Gewalt im Livestream:Krieg auf Facebook: Dämonen in der Dauerschleife

Iraqi security forces military a vehicle is seen during an operation to attack Islamic State militants in Mosul

Irakische Truppen beschießen IS-Kämpfer in der Schlacht um Mossul.

(Foto: REUTERS)

Der Sturm auf Mossul wird live in sozialen Netzwerken gestreamt. Die Menschen müssen lernen, damit umzugehen. Sonst ist der Konsens der Gesellschaft gefährdet.

Kommentar von Andrian Kreye

Für Tom Hanks' Filmfigur Forrest Gump war das Leben eine Schachtel Pralinen, bei der man nie weiß, was man bekommt. Nur eines war für den Zwangsoptimisten garantiert. Süß würde es sein. Spielt man das weiter, ist das Internet seit einiger Zeit ein Schachtelteufel. Man weiß nie, ob gleich ein Clown oder ein Dämon aus dem Deckel springt.

Eines ist sicher: Man entkommt den Abgründen nicht mehr. Mit den neuen Funktionen der sozialen Netzwerke, die Bilder und Videos ungefiltert in den Strom der Kurznachrichten stellen, muss man immer öfter an- oder zusehen, wie ausländerfeindliche Menschen Flüchtlinge anpöbeln, amerikanische Polizisten schwarze Autofahrer erschießen, oder wie Truppen im Irak die Stadt Mossul vom IS befreien. Herausfiltern lässt sich das kaum. Selbst wenn man keine Nachrichtenströme abonniert hat, wird irgendein Freund oder Bekannter solche Bilder und Videos ins Netz stellen. Gleichzeitig entsteht hier gerade eine neue Medienöffentlichkeit, die noch unerforscht ist.

Der Sturm auf Mossul - live bei Facebook

Der globale Nachrichtensender Al Jazeera aus Katar überträgt den Sturm auf Mossul auf seiner Facebookseite zum Beispiel live.
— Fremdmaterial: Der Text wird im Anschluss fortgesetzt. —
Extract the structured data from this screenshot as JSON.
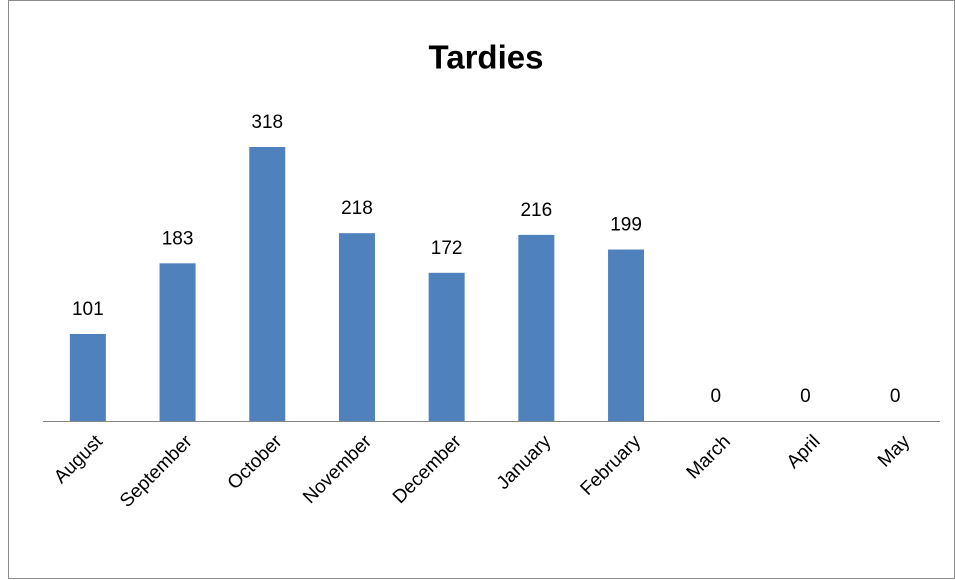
{
  "chart_data": {
    "type": "bar",
    "title": "Tardies",
    "categories": [
      "August",
      "September",
      "October",
      "November",
      "December",
      "January",
      "February",
      "March",
      "April",
      "May"
    ],
    "values": [
      101,
      183,
      318,
      218,
      172,
      216,
      199,
      0,
      0,
      0
    ],
    "color": "#4f81bd"
  }
}
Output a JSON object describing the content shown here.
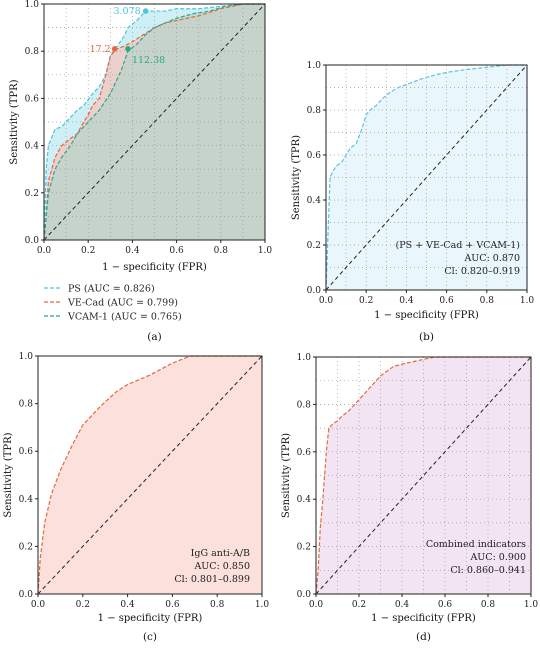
{
  "chart_data": [
    {
      "panel_label": "(a)",
      "type": "line",
      "xlabel": "1 − specificity (FPR)",
      "ylabel": "Sensitivity (TPR)",
      "xlim": [
        0,
        1
      ],
      "ylim": [
        0,
        1
      ],
      "xticks": [
        "0.0",
        "0.2",
        "0.4",
        "0.6",
        "0.8",
        "1.0"
      ],
      "yticks": [
        "0.0",
        "0.2",
        "0.4",
        "0.6",
        "0.8",
        "1.0"
      ],
      "grid": true,
      "legend_position": "below",
      "diagonal": true,
      "series": [
        {
          "name": "PS (AUC = 0.826)",
          "color": "#4cc6dc",
          "fill": "#bfe9f3",
          "x": [
            0,
            0.01,
            0.02,
            0.05,
            0.08,
            0.1,
            0.12,
            0.15,
            0.18,
            0.22,
            0.25,
            0.28,
            0.3,
            0.33,
            0.36,
            0.38,
            0.42,
            0.46,
            0.5,
            0.55,
            0.6,
            0.7,
            0.8,
            0.9,
            1.0
          ],
          "y": [
            0,
            0.3,
            0.4,
            0.47,
            0.48,
            0.5,
            0.52,
            0.55,
            0.57,
            0.62,
            0.65,
            0.7,
            0.78,
            0.82,
            0.86,
            0.9,
            0.93,
            0.97,
            0.97,
            0.97,
            0.98,
            0.98,
            0.99,
            1.0,
            1.0
          ]
        },
        {
          "name": "VE-Cad (AUC = 0.799)",
          "color": "#e8673f",
          "fill": "#f6c6bd",
          "x": [
            0,
            0.01,
            0.02,
            0.05,
            0.08,
            0.12,
            0.15,
            0.18,
            0.2,
            0.22,
            0.25,
            0.28,
            0.3,
            0.33,
            0.36,
            0.4,
            0.45,
            0.5,
            0.55,
            0.6,
            0.7,
            0.8,
            0.9,
            1.0
          ],
          "y": [
            0,
            0.1,
            0.25,
            0.35,
            0.4,
            0.43,
            0.45,
            0.5,
            0.53,
            0.57,
            0.6,
            0.7,
            0.78,
            0.81,
            0.82,
            0.84,
            0.87,
            0.9,
            0.92,
            0.93,
            0.95,
            0.98,
            1.0,
            1.0
          ]
        },
        {
          "name": "VCAM-1 (AUC = 0.765)",
          "color": "#2aa888",
          "fill": "#b8d4c9",
          "x": [
            0,
            0.02,
            0.05,
            0.08,
            0.12,
            0.15,
            0.2,
            0.25,
            0.3,
            0.35,
            0.38,
            0.42,
            0.46,
            0.5,
            0.55,
            0.6,
            0.68,
            0.75,
            0.82,
            0.9,
            1.0
          ],
          "y": [
            0,
            0.2,
            0.3,
            0.35,
            0.4,
            0.45,
            0.5,
            0.55,
            0.62,
            0.72,
            0.8,
            0.83,
            0.87,
            0.9,
            0.92,
            0.94,
            0.96,
            0.97,
            0.99,
            1.0,
            1.0
          ]
        }
      ],
      "annotations": [
        {
          "text": "3.078",
          "x": 0.46,
          "y": 0.97,
          "color": "#4cc6dc"
        },
        {
          "text": "17.2",
          "x": 0.32,
          "y": 0.81,
          "color": "#e8673f"
        },
        {
          "text": "112.38",
          "x": 0.38,
          "y": 0.81,
          "color": "#2aa888"
        }
      ]
    },
    {
      "panel_label": "(b)",
      "type": "line",
      "xlabel": "1 − specificity (FPR)",
      "ylabel": "Sensitivity (TPR)",
      "xlim": [
        0,
        1
      ],
      "ylim": [
        0,
        1
      ],
      "xticks": [
        "0.0",
        "0.2",
        "0.4",
        "0.6",
        "0.8",
        "1.0"
      ],
      "yticks": [
        "0.0",
        "0.2",
        "0.4",
        "0.6",
        "0.8",
        "1.0"
      ],
      "grid": true,
      "diagonal": true,
      "series": [
        {
          "name": "(PS + VE-Cad + VCAM-1)",
          "color": "#5bc3e0",
          "fill": "#e9f6fb",
          "x": [
            0,
            0.01,
            0.02,
            0.03,
            0.05,
            0.08,
            0.1,
            0.12,
            0.15,
            0.18,
            0.2,
            0.22,
            0.25,
            0.28,
            0.32,
            0.36,
            0.42,
            0.48,
            0.52,
            0.56,
            0.62,
            0.7,
            0.8,
            0.9,
            1.0
          ],
          "y": [
            0,
            0.25,
            0.5,
            0.52,
            0.55,
            0.57,
            0.6,
            0.63,
            0.65,
            0.72,
            0.78,
            0.8,
            0.82,
            0.85,
            0.88,
            0.9,
            0.92,
            0.94,
            0.95,
            0.96,
            0.97,
            0.98,
            0.99,
            1.0,
            1.0
          ]
        }
      ],
      "note_lines": [
        "(PS + VE-Cad + VCAM-1)",
        "AUC: 0.870",
        "Cl: 0.820–0.919"
      ]
    },
    {
      "panel_label": "(c)",
      "type": "line",
      "xlabel": "1 − specificity (FPR)",
      "ylabel": "Sensitivity (TPR)",
      "xlim": [
        0,
        1
      ],
      "ylim": [
        0,
        1
      ],
      "xticks": [
        "0.0",
        "0.2",
        "0.4",
        "0.6",
        "0.8",
        "1.0"
      ],
      "yticks": [
        "0.0",
        "0.2",
        "0.4",
        "0.6",
        "0.8",
        "1.0"
      ],
      "grid": false,
      "diagonal": true,
      "series": [
        {
          "name": "IgG anti-A/B",
          "color": "#e8673f",
          "fill": "#fbe0db",
          "x": [
            0,
            0.01,
            0.03,
            0.06,
            0.1,
            0.15,
            0.2,
            0.28,
            0.35,
            0.4,
            0.5,
            0.6,
            0.68,
            0.8,
            0.9,
            1.0
          ],
          "y": [
            0,
            0.15,
            0.3,
            0.42,
            0.52,
            0.62,
            0.71,
            0.79,
            0.85,
            0.88,
            0.92,
            0.97,
            1.0,
            1.0,
            1.0,
            1.0
          ]
        }
      ],
      "note_lines": [
        "IgG anti-A/B",
        "AUC: 0.850",
        "Cl: 0.801–0.899"
      ]
    },
    {
      "panel_label": "(d)",
      "type": "line",
      "xlabel": "1 − specificity (FPR)",
      "ylabel": "Sensitivity (TPR)",
      "xlim": [
        0,
        1
      ],
      "ylim": [
        0,
        1
      ],
      "xticks": [
        "0.0",
        "0.2",
        "0.4",
        "0.6",
        "0.8",
        "1.0"
      ],
      "yticks": [
        "0.0",
        "0.2",
        "0.4",
        "0.6",
        "0.8",
        "1.0"
      ],
      "grid": true,
      "diagonal": true,
      "series": [
        {
          "name": "Combined indicators",
          "color": "#e8673f",
          "fill": "#f2e4f2",
          "x": [
            0,
            0.01,
            0.02,
            0.03,
            0.04,
            0.05,
            0.06,
            0.08,
            0.1,
            0.12,
            0.15,
            0.18,
            0.2,
            0.22,
            0.25,
            0.28,
            0.3,
            0.33,
            0.36,
            0.4,
            0.45,
            0.5,
            0.55,
            0.6,
            0.7,
            0.8,
            0.9,
            1.0
          ],
          "y": [
            0,
            0.1,
            0.28,
            0.38,
            0.5,
            0.62,
            0.7,
            0.72,
            0.73,
            0.75,
            0.77,
            0.8,
            0.82,
            0.84,
            0.87,
            0.9,
            0.92,
            0.94,
            0.96,
            0.97,
            0.98,
            0.99,
            1.0,
            1.0,
            1.0,
            1.0,
            1.0,
            1.0
          ]
        }
      ],
      "note_lines": [
        "Combined indicators",
        "AUC: 0.900",
        "Cl: 0.860–0.941"
      ]
    }
  ]
}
Dabei greift er auf die Kameras des kurdischen Senders Rudaw zu. Mehr als 900 000 Facebook-Nutzer hatten das bis Redaktionsschluss am Freitag verfolgt. Besonders dramatisch ist das nicht. Man sieht Kriegsfahrzeuge in der Landschaft, Soldaten, die gestikulieren, hin und wieder eine Rauchsäule am Horizont.

Die Unmittelbarkeit der Kriegsberichterstattung ist nichts Neues. Von den Radioreportern des 20. Jahrhunderts über die Nachrichtenkanäle des Kabelfernsehens bis hin zum Livestream des Sturms auf Mossul ähneln sich die Eindrücke. Lähmendes Warten, kurze Kampfhandlungen, hin und wieder ein Opfer. Neu sind die Kommentare. Wie Comicblasen schwirren die Symbole übers Bild, mit der Nutzer ihre Laune markieren können. Auf anderen Kanälen können Nutzer Kommentare schreiben, die von Entsetzen über Häme bis zu Hetze reichen.

Der vernünftigste Reflex wäre nun, dass man die Abstumpfung der Öffentlichkeit bei einer solchen Flut der Bilder befürchtet. Auch die Gefahr der Propaganda ist gewachsen; ein kurdischer Fernsehsender ist keine neutrale Quelle. Von den Bilderströmen, die Kämpfer ins Netz stellen, die ihre Einsätze mit Körperkameras abfilmen, ganz abgesehen.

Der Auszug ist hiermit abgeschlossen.